Being accepted by mainstream culture was not a big priority for the kids of the 20th century. And why should it be? Half the problem with the gender identity push today is this need for acceptance. The idea is that the entirety of society needs to change so that you can feel okay about your haircut. The truth is, if you don’t feel okay about your haircut regardless of what literally anyone else thinks, maybe that’s not the hair cut for you.
Striving for acceptance is entirely anathema to the concept of exhibiting your true self no matter what. If you have specific haircut demands, keep looking for the right stylist or barber or friend who wants to be daring and cut your bangs for you. My friend Sarah once pierced my ear by first numbing it with a package of frozen chicken and then stabbing a safety pin through the lobe. It hurt, and it was bloody, and I was proud of that pin. I did not demand societal acceptance.
Is this person male or female? Does it matter? Do they care what you think?
When I was a teenage icecream dipper (that’s what it’s called), the gentlemen who came in often misgendered me as male. I had really short hair, I had no figure, and my attitude was entirely unfeminine. When they called me son I batted my eyelashes at them and called them daddy. My boss hated that and told me to cut it out. If only I could have told them I was non-binary.

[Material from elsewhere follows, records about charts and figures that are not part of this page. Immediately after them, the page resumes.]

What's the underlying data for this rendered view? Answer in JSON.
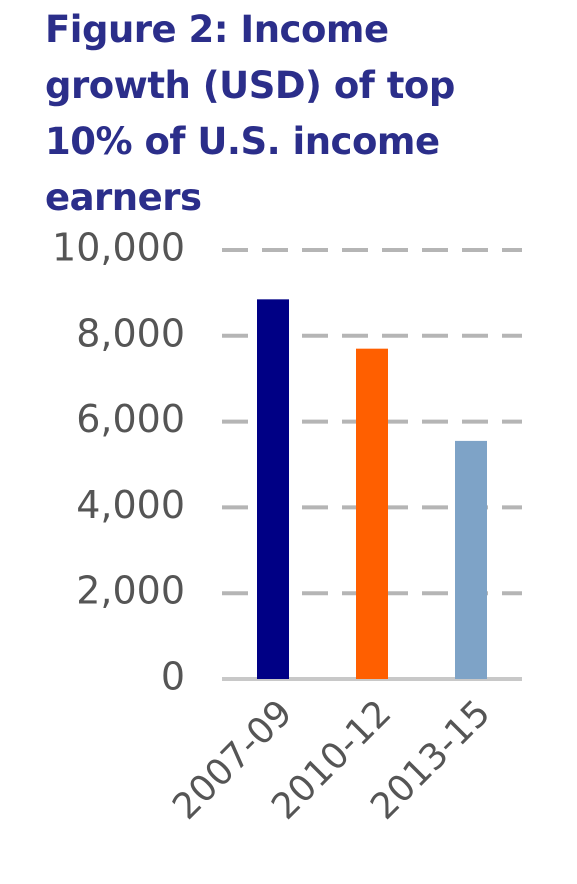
{
  "chart_data": {
    "type": "bar",
    "title": "Figure 2: Income growth (USD) of top 10% of U.S. income earners",
    "categories": [
      "2007-09",
      "2010-12",
      "2013-15"
    ],
    "values": [
      8850,
      7700,
      5550
    ],
    "colors": [
      "#000085",
      "#ff5f00",
      "#7ea3c7"
    ],
    "ylim": [
      0,
      10000
    ],
    "yticks": [
      0,
      {
        "value": 2000,
        "label": "2,000"
      },
      {
        "value": 4000,
        "label": "4,000"
      },
      {
        "value": 6000,
        "label": "6,000"
      },
      {
        "value": 8000,
        "label": "8,000"
      },
      {
        "value": 10000,
        "label": "10,000"
      }
    ],
    "grid": true
  }
}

As a new mom with a 6-month-old son who had to undergo cranial surgery, I wanted to cut off all my hair in solidarity. I wanted to look as unfeminine and uncoiffed as possible, but the hairdresser could not understand and insist on giving me a suburban mom’s haircut. I told her over and over to take it close, use the clippers, but she would not. That hair cut cost over $100, and it was infuriating. I took sheers to it myself when I got home.

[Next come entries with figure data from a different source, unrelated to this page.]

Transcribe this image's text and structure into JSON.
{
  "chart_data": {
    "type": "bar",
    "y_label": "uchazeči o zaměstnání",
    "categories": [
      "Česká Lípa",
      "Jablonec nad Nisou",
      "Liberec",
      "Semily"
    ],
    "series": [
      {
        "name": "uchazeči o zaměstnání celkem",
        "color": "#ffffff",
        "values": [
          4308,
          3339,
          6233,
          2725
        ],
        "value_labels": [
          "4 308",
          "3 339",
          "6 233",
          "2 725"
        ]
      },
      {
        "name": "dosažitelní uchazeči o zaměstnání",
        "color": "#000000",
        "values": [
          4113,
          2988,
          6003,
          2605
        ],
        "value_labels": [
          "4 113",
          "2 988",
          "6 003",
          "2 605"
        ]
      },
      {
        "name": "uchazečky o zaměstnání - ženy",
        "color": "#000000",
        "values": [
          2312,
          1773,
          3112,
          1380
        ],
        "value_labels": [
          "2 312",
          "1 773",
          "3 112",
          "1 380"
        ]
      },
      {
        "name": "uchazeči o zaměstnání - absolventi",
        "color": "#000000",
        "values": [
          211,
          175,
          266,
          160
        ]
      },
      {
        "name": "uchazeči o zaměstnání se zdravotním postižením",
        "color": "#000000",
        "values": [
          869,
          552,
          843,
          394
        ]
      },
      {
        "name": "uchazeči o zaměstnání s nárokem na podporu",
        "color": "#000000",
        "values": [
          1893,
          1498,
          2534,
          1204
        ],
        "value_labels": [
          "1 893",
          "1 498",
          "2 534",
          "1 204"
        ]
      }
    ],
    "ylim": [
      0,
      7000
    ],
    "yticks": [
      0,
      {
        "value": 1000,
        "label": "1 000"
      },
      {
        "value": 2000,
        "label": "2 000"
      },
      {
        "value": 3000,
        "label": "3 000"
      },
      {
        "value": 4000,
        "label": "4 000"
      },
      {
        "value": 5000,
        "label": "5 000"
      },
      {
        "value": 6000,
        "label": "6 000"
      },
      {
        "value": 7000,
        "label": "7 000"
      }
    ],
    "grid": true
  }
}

Non-binary hair isn’t a thing, and it shouldn’t be. There are just haircuts, and people who cut hair, who have opinions. The reason women’s haircuts tend to cost more is because women tend to have longer hair, and it takes more effort. Having cut my son’s hair multiple times, because he hates going to the hair shop despite not being non-binary, it’s way harder when it’s longer.
The problem isn’t that more hairstylists in Scotland aren’t familiar with non-binary hair, but that people are so concerned with what others think of themselves or their hair. Crosbie notes that they sometimes answer questions in a way that they perceive will make other people more comfortable. But for the love of everything that is holy, why? Crosbie should be themselves, sit in the chair, proclaim what they want, state that since it’s a short haircut they should pay the lower price, and get on with it. The worst-case scenario is a bad haircut, and that’s not a binary-based problem. In fact, we’ve all been there.